At this time, the conversation is very focused on false news. With voice assistants, we are going to deviate in a different direction. Google will have to really focus on not presenting [fake news]. If you only present an answer, it is better that it is not garbage. I think the conversation is going to be more towards censorship. Why can they choose what is considered a fact?
How much should we worry about privacy and the types of analysis that can be done with the voice ?
I am also concerned about the privacy implications I have with smartphones in general. If the technology companies are abusing that access to my home, they can do it with my computer, because they can do it with Alexa sitting on the other side of the room,
That's not at all to minimize privacy concerns . I think they are very, very real. I think it's unfair to point out that voice devices are worse. Although there is a feeling that we are using them in different environments, in the kitchen and in the living room.
Changing a little bit of subject matter, your book spends some time talking about the personalities of several voice aides. How important is it for companies that their products have personality?
Personality is important. That is definitely key, otherwise, why the voice at all? If you want pure efficiency, you could be better off with a phone or a desktop computer. What has not happened yet is the differentiation between Cortana, Alexa, Siri. We are not seeing technology companies design very different personalities with an idea to capture different sectors of the market. They are not doing what cable TV or Netflix do where you have all these different programs that are cutting and cutting the consumer landscape.

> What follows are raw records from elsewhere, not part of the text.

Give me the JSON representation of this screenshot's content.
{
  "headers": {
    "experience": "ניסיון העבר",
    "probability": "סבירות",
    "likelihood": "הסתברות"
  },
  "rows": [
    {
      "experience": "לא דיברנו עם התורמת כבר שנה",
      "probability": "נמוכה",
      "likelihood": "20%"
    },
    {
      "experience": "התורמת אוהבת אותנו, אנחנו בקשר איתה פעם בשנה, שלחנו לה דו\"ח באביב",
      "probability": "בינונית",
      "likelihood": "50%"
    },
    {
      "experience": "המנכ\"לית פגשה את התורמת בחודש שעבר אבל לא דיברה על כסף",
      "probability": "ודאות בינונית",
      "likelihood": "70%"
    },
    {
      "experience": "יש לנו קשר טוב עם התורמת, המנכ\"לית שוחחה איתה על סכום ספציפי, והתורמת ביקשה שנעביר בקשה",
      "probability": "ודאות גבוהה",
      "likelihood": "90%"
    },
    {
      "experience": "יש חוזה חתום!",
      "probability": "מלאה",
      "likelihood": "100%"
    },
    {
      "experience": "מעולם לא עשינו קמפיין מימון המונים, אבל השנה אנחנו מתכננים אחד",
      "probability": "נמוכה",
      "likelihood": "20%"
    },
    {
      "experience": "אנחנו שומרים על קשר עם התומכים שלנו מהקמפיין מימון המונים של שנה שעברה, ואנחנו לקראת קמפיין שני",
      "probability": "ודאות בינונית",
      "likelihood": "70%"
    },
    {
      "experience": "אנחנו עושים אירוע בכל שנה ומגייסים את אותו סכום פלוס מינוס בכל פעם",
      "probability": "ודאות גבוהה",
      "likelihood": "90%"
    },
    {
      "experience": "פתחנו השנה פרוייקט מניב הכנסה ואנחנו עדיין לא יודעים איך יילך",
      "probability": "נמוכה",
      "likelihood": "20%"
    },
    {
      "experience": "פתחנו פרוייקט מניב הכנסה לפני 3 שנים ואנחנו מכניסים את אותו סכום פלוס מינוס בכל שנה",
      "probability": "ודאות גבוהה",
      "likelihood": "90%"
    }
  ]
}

My prediction is that we will do that in the future At this time, Google, Amazon and Apple just want the majority of people to feel grateful, so they are quite broad, but [I think they will develop] the technology is that my assistant It is not the same as your assistant is not the same as your fellow Worker Assistant. I think they will because it would be attractive. With every other product in our lives we do not have a one size fits all, so I do not see why we would do it with voice aids.
However, there are some pitfalls there, as we see in discussions around why attendees tend to have female voices . Is there more of that in the store?
We are already looking at questions about gender issues. There has been very little conversation on the subject of race or the perceived race of virtual assistants, but I have the feeling that this conversation is approaching. It is funny. When you press the big technology companies on this topic, with the exception of Amazon who admits that Alexa is a woman, everyone else says "it's an AI, it does not have a gender". That will not prevent people from perceiving clues about what kind of gender or race identity you are going to have.
All this to say, Big Tech will have to be very careful to negotiate those waters. They may want to specialize a bit more, but they can get into dangerous waters where they do something that sounds like cultural appropriation, or something that is out of place, or stereotyped.